These blueberry muffins are light and delicious. Since I am allergic to walnuts, I don’t use nuts in my streusel. Serves 12. 


Blueberry Muffins:
1¾ cup all-purpose flour (sub almond flour)
1 tsp baking soda
1 tsp baking powder
½ tsp kosher salt
½ cup unsalted butter, room temperature (sub ghee or vegan butter)
½ cup granulated sugar (sub coconut sugar)
½ cup packed brown sugar (sub brown coconut sugar)
2 large eggs, room temperature
2 tsp vanilla extract
½ cup sour cream (sub plain coconut yogurt)
¼ cup milk, room temperature (sub almond milk)
1½ cup fresh blueberries
Streusel Topping:
½ cup brown sugar (sub brown coconut sugar)
1 tsp cinnamon
½ cup chopped walnuts, (optional)


Streusel Topping
In a small bowl, combine the brown sugar and cinnamon.


Blueberry Muffins
Preheat your oven to 425º. In a medium bowl, combine the all-purpose flour, baking soda, baking powder, and kosher salt. Set to the side. Using a stand mixer, combine the butter, granulated sugar, and packed brown sugar. Beat together on medium until creamed together.
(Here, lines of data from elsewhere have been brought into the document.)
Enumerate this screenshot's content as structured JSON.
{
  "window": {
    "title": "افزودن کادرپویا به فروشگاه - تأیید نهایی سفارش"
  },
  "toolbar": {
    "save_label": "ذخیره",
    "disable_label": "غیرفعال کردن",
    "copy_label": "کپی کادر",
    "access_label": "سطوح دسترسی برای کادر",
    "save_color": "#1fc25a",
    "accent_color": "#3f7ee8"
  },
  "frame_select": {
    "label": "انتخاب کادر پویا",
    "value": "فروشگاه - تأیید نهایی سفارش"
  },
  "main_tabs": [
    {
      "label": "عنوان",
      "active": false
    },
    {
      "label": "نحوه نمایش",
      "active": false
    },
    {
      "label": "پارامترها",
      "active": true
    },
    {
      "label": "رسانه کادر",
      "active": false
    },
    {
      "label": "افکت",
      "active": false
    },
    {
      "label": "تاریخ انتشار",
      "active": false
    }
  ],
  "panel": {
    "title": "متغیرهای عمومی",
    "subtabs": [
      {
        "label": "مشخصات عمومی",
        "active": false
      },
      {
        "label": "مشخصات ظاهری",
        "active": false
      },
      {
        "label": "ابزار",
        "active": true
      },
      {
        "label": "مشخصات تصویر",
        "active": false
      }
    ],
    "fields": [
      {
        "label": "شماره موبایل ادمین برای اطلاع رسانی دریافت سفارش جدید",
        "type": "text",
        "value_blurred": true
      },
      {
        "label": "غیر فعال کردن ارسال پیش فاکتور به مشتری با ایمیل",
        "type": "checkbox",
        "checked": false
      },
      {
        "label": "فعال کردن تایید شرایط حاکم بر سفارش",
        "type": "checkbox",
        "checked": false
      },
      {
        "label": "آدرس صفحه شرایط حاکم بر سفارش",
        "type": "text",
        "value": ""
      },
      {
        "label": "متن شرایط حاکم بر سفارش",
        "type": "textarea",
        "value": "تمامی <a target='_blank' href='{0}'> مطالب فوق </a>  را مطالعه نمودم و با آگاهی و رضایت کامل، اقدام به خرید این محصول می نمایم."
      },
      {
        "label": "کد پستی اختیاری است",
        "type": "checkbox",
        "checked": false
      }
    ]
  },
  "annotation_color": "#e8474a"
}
Beat in both eggs one at a time. Add the vanilla extract, sour cream, and milk. Mix until combined then turn the speed to low. Carefully, add the dry ingredients until just combined. Using a wooden spoon fold the blueberries into the muffin mixture. Be careful not to squish them.


Evenly fill the liners with the muffin mixture and top them with a spoonful of streusel topping. Bake these for 5 minutes then reduce the heat to 350º and continue baking for 22-25 minutes.